CHARLOTTE, N.C. — The lack of rainfall just keeps adding to our worsening drought conditions. The only good news is the growing season has come to an end so the impacts on agriculture are temporarily softened a bit compared to mid-summer.
The drought has its roots back in the Spring when we had very little rainfall. This set the stage for summer when we normally can't rely on consistent rainfall from the pop-up afternoon storms.
You combine that with the hotter weather and longer days and the soil and vegetation dries out much quicker than in the cool season.
Then Autumn hit and the lack of rainfall got worse. We had a very dry August that lead to a dry September and then a very dry but also hot October.
October was the 5th warmest on record but we also had less than a 2" rainfall deficit.

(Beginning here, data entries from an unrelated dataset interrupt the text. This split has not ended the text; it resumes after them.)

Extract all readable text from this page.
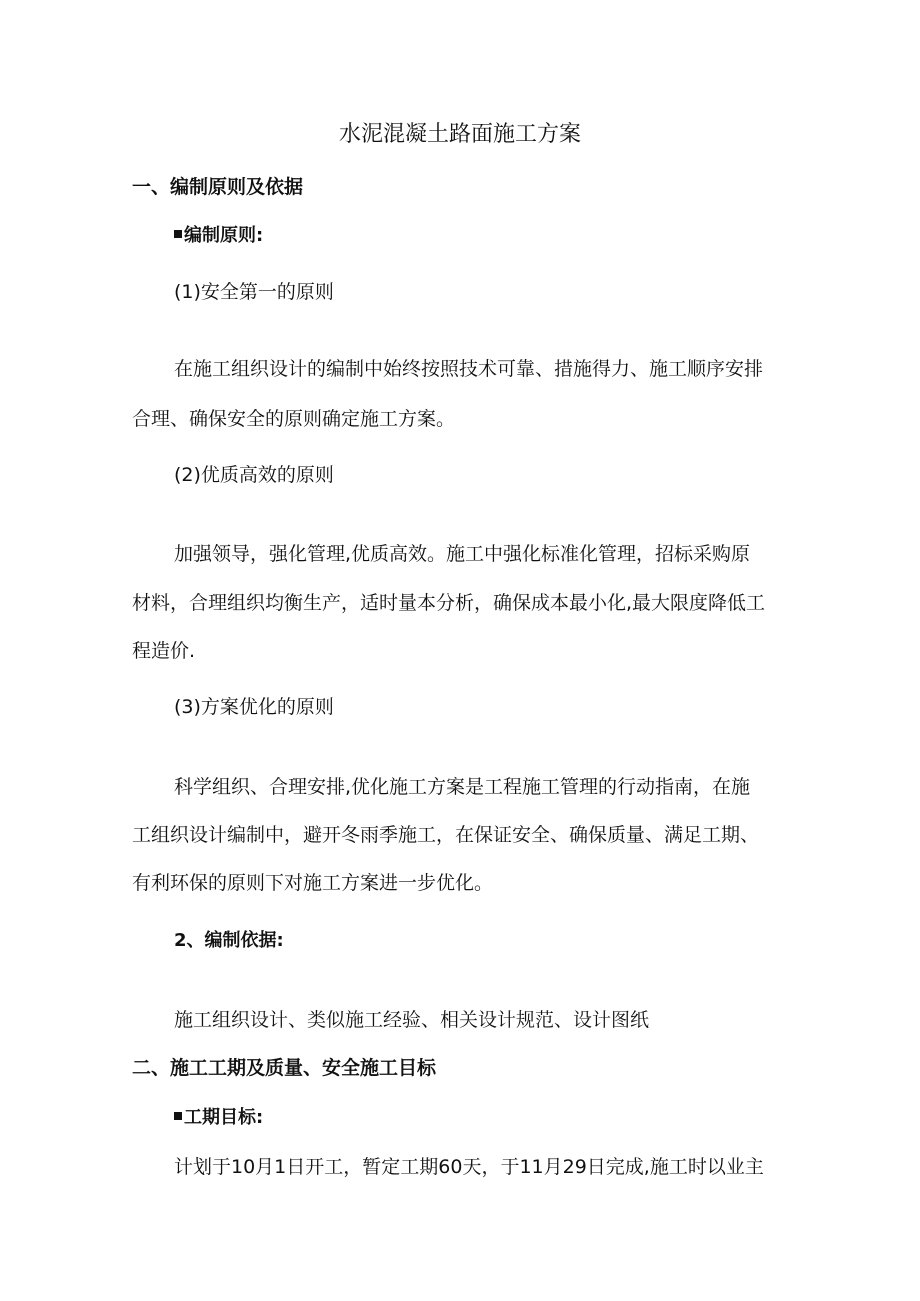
水泥混凝土路面施工方案
一、编制原则及依据
编制原则:
(1)安全第一的原则
在施工组织设计的编制中始终按照技术可靠、措施得力、施工顺序安排
合理、确保安全的原则确定施工方案。
(2)优质高效的原则
加强领导，强化管理,优质高效。施工中强化标准化管理，招标采购原
材料，合理组织均衡生产，适时量本分析，确保成本最小化,最大限度降低工
程造价.
(3)方案优化的原则
科学组织、合理安排,优化施工方案是工程施工管理的行动指南，在施
工组织设计编制中，避开冬雨季施工，在保证安全、确保质量、满足工期、
有利环保的原则下对施工方案进一步优化。
2、编制依据:
施工组织设计、类似施工经验、相关设计规范、设计图纸
二、施工工期及质量、安全施工目标
工期目标:
计划于10月1日开工，暂定工期60天，于11月29日完成,施工时以业主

The impacts now are low lake and stream levels which in some areas like Union county have gotten to the point that some docks now have dry land around them. There are also several wells that are showing stress on the groundwater levels. Places like Mineral Springs and Lake Monore have seen 12-14" of below normal rainfall. Compared to last year the difference is closer to 20-25" when we had a very wet Autumn and start to Winter in 2020.
High Rock lake has also started to show lower water levels than at any point over the past three years. The problem is with a moderate La Nina developing for the upcoming winter the chances of seeing widespread rain remain low.
We currently need about 9-12" of rainfall to eliminate the current drought conditions in the Carolinas. The pattern doesn't favor above-average rainfall, quite the opposite with mild and dry conditions to persist for the upcoming winter and early into the next Spring.